Around midday on June 21, Israel time, Israel struck southern Lebanon again. This time it was in the town of Al Wazzani in southern Lebanon, again with aerial attacks. As of this writing, no information is available regarding casualties and property damage. 

If past trends continue, Hezbollah will counter that attack with another of their own, possibly by day end, but at the latest by tomorrow morning.

After this week’s events, Israel said it had “operational plans for an offensive in Lebanon [which] were approved and validated.”

These plans will reportedly take into account concerns being raised publicly by the United States that it believes Hezbollah’s armed forces and weaponry are strong enough and sophisticated enough to penetrate Israeli’s U.S.-supplied Iron Dome missile defense systems. That statement came earlier this week, shortly after earlier this week Hezbollah publicly released extensive detailed drone surveillance photos of military and commercial sites throughout Israel, which was sent as an implied threat.

Many observers have warned recently that Israel’s Iron Dome anti-missile defense system is, after over twenty years since it was first developed, may no longer protect it adequately from threats such as Hezbollah may be capable of launching.

Also, though Israel continues to tout the Iron Dome as the reason that it survived a wave of drone and missile attacks launched against it in mid-April by Iran in response to Israel’s destruction of its Syrian embassy, others are not so sure that is an accurate assessment of what happened. There are reports that some of those rockets and drones made it to a major planned target on the Israeli airbase from which its fighter jets took off for the embassy attack which killed multiple senior Iranian officials, and that Israel successfully muzzled news agencies from reporting on what happened.

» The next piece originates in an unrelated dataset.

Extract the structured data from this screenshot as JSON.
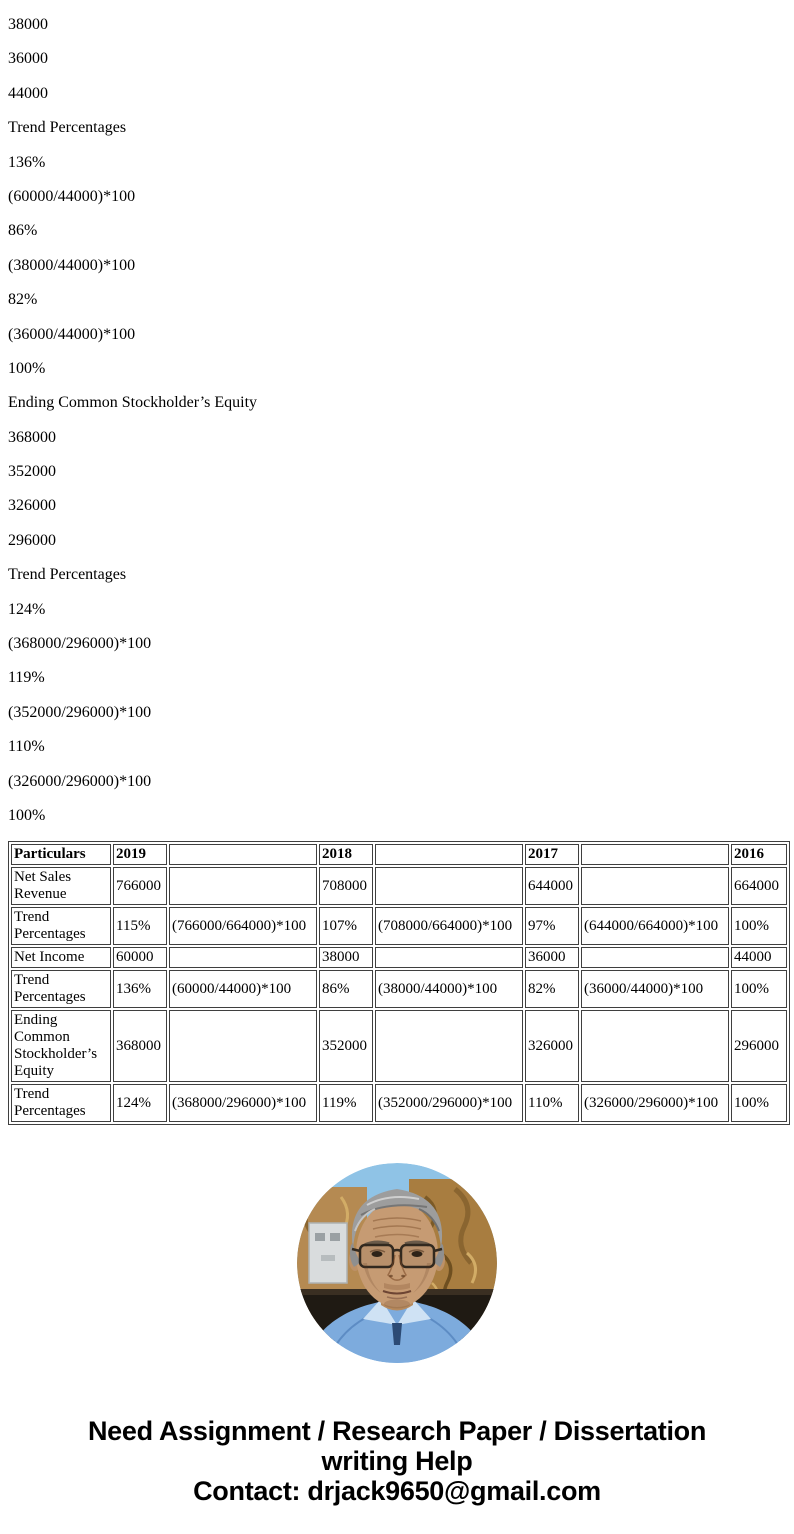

There is also speculation that the reason Iran launched literally hundreds of inexpensive drones on Israel in the April attack was to map and track how the Iron Dome would respond to a large attack of that kind. That would also explain why Iran seemingly went out of its way to provide advance warning about the attacks, to allow Israel to prepare for them to minimize harm, it seems, but perhaps also to ensure Iran could learn as much as possible about how Israel would respond to such an attack.

Iran is a known major supplier of weaponry and military operations advice to Hezbollah’s forces. They could be already arming Hezbollah in preparation for a far larger attack, both with munitions as well as military planning advice.

With all that has happened this week, Israel and Hezbollah could be just a single air raid away from lighting a fuse for a far more serious war ahead. The questions then will be about how big it will become and how fast, as well as where besides the U.S. Israel might have to seek help to fight what amounts to a substantial two-front war for Israeli Prime Minister Benjamin Netanyahu.